The condition of sex workers in Kerala is appalling. They are caught in the chain of pimps, gundas and other antisocial elements in the society and the police on the other side. Classified under criminals, these women find it difficult to raise their voice against basic human rights violation. Moreover, the absence of brothels, which invariably provides shelter, increases the gravity of sufferings of sex workers in Kerala. Many of these sex workers and their children are on the street. Thus these children too undergo all the brutalities suffered by their mothers.
The ‘Foundation for Integrated Research in Mental Health’ (FIRM), an organization formed by a team of medical doctors, held the first state level meeting of the Sex Workers of Kerala on February 20 and 21 of 1999 at Hassan Marakkar Hall, Thiruvananthapuram. Around 350 sex workers and people from different walks of life like poets, journalists, lawyers, doctors, social activists, cultural and political activists were a part of this meeting. Issues and problems of sex workers were the focal point of this discussion. It turned out that one of the major concerns of the sex workers was regarding their children.
As a result, on March 4, 1999 a meeting of a nascent ‘support team’ was held at ‘Anasooya’, Perumthanni, Thiruvananthapuram. The objective of this meeting was to understand and tackle the problems of sex workers. Ten supporting teams were formed in the meeting. They are (1) Legal Aid (2) Media (3) Network (4) Employment (5) Child Care (6) Night Shelter (7) Housing (8) Publication (9) Souvenir (10) Drop-in-Center.
Members of this team were: Shaji Jose, Anil, Roja, Ajith Kumar, Sam L Sone, Prasad, J.Reghu, Manoj, Ravi K Arjun, Rose Mary, Shimna, Sudheer, Subhash, Sivan, Maitreya, Dr.
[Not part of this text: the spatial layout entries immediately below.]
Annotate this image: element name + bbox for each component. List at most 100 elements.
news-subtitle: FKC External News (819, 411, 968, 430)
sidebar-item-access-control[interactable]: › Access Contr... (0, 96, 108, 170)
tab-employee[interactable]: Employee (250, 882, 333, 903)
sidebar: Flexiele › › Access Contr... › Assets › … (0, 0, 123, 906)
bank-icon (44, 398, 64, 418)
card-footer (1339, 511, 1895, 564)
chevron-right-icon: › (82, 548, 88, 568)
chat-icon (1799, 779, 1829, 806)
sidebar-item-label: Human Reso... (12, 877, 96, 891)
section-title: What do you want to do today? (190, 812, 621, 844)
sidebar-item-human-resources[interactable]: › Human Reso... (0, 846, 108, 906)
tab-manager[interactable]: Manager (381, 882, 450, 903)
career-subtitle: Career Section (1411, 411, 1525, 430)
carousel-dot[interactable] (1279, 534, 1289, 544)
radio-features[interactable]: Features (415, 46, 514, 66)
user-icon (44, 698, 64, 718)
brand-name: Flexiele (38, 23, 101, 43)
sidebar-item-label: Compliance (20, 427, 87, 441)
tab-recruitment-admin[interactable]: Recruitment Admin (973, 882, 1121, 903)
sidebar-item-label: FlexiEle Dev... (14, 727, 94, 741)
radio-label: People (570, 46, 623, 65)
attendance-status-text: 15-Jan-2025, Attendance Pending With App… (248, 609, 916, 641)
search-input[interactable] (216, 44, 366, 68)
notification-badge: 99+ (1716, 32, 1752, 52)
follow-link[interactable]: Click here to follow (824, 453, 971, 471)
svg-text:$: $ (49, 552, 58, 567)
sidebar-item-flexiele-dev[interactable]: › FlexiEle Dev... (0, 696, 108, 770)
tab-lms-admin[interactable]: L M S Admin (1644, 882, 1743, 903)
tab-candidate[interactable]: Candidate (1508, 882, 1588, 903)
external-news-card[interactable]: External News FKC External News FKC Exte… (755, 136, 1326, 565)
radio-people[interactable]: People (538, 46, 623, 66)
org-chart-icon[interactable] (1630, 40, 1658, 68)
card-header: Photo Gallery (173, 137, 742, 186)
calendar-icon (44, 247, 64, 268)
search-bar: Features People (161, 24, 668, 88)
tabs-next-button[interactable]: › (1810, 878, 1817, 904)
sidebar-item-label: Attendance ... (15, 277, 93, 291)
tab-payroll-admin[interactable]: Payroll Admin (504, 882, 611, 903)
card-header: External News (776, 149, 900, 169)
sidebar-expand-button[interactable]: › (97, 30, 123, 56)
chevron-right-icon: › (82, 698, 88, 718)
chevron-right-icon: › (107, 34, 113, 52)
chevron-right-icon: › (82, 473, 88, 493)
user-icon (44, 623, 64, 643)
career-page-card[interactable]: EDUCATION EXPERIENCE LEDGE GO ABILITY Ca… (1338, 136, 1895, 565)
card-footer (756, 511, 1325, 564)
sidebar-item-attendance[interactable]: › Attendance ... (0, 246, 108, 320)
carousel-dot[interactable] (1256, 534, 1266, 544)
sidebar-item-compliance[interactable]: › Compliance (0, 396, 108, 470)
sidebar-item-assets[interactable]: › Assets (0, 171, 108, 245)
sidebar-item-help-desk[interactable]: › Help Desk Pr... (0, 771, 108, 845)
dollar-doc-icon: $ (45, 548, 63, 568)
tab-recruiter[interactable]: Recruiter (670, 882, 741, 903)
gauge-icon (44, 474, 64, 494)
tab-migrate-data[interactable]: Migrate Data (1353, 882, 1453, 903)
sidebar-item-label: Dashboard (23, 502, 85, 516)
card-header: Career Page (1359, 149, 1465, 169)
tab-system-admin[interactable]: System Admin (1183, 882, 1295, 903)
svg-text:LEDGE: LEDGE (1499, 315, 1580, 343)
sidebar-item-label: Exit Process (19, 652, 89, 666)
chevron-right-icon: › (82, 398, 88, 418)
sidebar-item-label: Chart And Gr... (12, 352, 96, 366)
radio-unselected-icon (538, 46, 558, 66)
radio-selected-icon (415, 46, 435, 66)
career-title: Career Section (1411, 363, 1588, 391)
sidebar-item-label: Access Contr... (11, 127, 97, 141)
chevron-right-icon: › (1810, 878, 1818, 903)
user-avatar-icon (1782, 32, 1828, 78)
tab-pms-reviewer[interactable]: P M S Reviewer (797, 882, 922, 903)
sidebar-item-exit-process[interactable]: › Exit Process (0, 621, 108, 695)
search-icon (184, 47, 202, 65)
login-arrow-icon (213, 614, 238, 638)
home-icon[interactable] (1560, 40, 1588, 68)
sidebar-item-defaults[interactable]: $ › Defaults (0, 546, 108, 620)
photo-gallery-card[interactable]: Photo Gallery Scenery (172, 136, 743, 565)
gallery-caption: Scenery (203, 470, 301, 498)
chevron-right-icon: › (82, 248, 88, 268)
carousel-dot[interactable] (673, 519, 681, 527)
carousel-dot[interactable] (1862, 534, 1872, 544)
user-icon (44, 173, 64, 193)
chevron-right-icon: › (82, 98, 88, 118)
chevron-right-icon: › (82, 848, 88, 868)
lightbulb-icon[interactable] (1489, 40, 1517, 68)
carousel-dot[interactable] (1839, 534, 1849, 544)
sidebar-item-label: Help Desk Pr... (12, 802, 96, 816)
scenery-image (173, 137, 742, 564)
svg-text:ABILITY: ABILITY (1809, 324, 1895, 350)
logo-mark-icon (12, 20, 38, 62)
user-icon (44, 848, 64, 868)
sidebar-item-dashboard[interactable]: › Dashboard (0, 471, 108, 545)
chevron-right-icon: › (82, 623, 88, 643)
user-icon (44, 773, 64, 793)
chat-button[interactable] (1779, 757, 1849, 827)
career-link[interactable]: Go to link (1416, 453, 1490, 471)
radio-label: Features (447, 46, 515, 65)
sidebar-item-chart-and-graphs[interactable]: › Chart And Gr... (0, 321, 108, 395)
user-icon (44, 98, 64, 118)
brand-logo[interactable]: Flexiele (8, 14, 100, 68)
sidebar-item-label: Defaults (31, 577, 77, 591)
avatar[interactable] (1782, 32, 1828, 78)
Jayasree, Gowri G. and Koodal Sobhan.
Our aim was twofold – total rehabilitation of sex workers’ children and changing the popular perception of these children being criminals. We started with the fact that while biology inherently and essentially doesn’t determine the future of a citizen, social situations often do. Hence we wanted to provide facilities and resources which would enable sex workers’ children resist the stigma and discrimination. We helped them use this adversity as a springboard to grow into better citizens and capable human beings.
Later, this support team for child care grew into the organization called CHILLA.